The second effect is depolymerisation, this is when those long chains of atoms start to break down into shorter chains (which like the spaghetti in a tin doesn't tend to organise itself as neatly as the long stuff you make bolegnase from). Shorter chains are more flexible but also weaker (hence why they don't make the fabric that way in the first place!). Again this process is irreversible. It might be confined to just the surface layer (as it will most likely by UV driven, and as office888 suggests TiO2 which gives it the white colour makes matters worse (actually it absorbs UV very well, but in doing so it generates free radicals which are bad!).

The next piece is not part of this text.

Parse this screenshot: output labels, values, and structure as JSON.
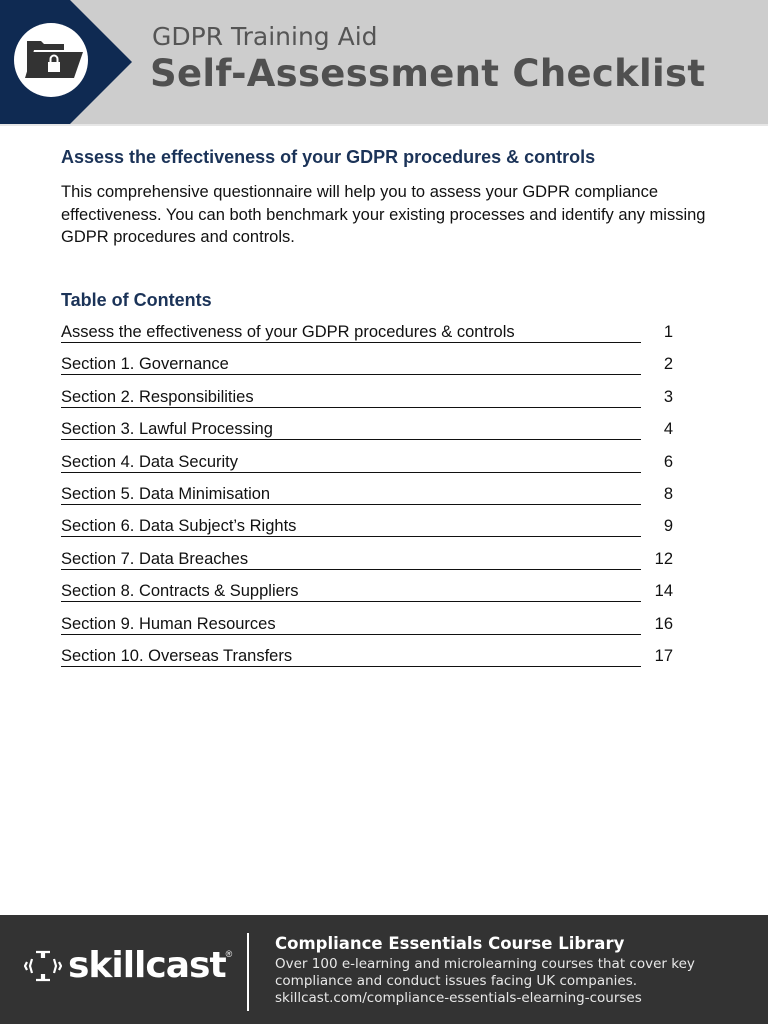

If it was "just" depolymerisation I wouldn't expect the tubes to go brittle, but what you would see is that patches wouldn't stick as the material underneath is "gooey".
Hopefully that gives you some idea of the cause, and helps you see why cleaning it off might only be a temporary fix, and why a boat with those symptoms might be particularly hard to patch now or in the future.
Retubing isn't cheap but if the boat is nearly free and is only a tender for short hops then it might be a risk you are willing to take.